Prior research emphasizes the pivotal role of the medical and care team support during childbirth in mitigating traumatic experiences or CB-PTSD14. Crucial elements include effective communication, informed consent, and ensuring mothers feel acknowledged and in control15.

The results of the current study, especially of the CEQ-2 and BSS-R, show that women of the intervention group felt safer and perceived better quality of care, corroborating the previous studies. Evidence shows that continuous care from a known and trusted provider decreases the rate of negative childbirth experience16. Maintaining virtual contact with their baby while the midwife provided care may have contributed to a better overall childbirth experience. Importantly, this pilot trial tested the effect of HMD during childbirth, a novel approach with limited prior research, and aligns with another RCT using VR during childbirth that reported higher patient satisfaction17. In addition, in line with another study, no side effects were linked to using an HMD in our trial18. Although no complications occurred, developing formal protocols, co-designed with clinicians and parents, for managing the live HMD feed in case of neonatal emergencies will be essential for broader clinical implementation.

A larger RCT is the logical progression, with a reconsideration of the MIBS tool due to validity concerns.

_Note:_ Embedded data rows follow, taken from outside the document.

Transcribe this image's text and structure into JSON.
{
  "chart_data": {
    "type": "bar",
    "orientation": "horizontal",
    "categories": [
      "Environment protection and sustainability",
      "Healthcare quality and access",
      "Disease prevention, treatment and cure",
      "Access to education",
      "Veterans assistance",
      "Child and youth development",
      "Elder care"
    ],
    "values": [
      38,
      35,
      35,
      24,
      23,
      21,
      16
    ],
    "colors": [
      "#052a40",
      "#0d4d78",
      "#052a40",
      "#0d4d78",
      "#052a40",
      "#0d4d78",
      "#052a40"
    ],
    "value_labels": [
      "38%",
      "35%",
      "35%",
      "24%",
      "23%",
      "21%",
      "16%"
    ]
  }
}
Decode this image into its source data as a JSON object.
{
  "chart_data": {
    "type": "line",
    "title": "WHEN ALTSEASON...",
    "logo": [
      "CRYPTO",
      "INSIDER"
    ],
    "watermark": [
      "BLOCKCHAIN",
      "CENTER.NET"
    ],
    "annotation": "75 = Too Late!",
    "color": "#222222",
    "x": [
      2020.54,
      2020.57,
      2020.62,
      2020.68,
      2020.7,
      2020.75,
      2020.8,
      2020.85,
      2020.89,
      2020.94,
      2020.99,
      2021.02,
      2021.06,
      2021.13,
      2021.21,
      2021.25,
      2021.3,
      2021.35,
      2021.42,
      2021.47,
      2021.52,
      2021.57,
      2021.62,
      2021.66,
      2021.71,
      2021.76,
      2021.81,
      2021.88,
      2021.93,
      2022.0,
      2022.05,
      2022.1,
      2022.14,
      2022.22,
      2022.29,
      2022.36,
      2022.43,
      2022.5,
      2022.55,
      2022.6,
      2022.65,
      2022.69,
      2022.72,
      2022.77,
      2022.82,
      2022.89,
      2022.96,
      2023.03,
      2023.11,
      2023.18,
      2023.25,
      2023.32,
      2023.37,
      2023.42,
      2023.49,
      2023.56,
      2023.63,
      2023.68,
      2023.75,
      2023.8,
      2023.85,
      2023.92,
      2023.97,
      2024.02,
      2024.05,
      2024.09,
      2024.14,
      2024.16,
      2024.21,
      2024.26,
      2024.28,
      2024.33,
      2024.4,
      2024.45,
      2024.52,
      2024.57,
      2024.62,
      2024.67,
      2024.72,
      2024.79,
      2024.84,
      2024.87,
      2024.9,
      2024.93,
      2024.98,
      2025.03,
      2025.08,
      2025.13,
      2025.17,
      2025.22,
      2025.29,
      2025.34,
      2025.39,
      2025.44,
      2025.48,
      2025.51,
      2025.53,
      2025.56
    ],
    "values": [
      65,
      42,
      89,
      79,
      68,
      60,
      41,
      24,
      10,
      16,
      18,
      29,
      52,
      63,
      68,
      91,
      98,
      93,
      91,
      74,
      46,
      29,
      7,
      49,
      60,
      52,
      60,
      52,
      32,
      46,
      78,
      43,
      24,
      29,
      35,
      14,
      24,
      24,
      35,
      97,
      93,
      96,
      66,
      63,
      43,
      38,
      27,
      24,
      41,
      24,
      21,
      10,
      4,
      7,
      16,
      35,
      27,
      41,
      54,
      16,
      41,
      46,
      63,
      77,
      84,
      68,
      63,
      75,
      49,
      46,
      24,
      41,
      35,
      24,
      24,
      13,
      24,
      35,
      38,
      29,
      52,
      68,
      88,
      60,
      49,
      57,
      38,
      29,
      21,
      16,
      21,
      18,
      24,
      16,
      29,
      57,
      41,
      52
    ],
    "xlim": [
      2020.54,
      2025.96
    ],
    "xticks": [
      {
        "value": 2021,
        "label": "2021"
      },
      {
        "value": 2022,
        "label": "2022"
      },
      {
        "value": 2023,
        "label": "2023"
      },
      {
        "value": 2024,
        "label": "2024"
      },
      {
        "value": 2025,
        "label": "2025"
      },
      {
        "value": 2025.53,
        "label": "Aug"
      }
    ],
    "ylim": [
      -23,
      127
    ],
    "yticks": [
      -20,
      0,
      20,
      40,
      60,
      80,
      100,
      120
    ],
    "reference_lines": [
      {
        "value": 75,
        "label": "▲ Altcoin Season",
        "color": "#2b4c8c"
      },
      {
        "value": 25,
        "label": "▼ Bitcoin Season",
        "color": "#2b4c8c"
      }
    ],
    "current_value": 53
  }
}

This pilot trial had many strengths, including using validated questionnaires, a control group, a prospective trial registration, a rigorously trained clinical team and follow-up until one month postpartum. The analyses were conducted by an independent senior statistician. Nonetheless, several limitations need to be highlighted. Given the pilot nature of this study and the absence of a priori power calculation, statistical differences should be interpreted with caution. The primary aim was to assess feasibility and explore potential trends rather than to draw definitive conclusions. The groups were not randomized, which may have induced a possible selection bias. As both groups were not comparable on all variables of the obstetrical data, a confounding bias is a possibility. Furthermore, due to the small population, no sub-group analyses were conducted regarding parity or history of CB-PTSD. As this study was open-label, performance, detection and recall bias may have been generated.

Lastly, it is important to note that this study does not position HMD as an alternative to skin-to-skin contact.

Conclusion

The pilot suggests that HMD streaming of the newborn to the mother during the later stages of a cesarean section could positively transform the childbirth experience. This method was well-received and easily integrated into standard care without identified side effects.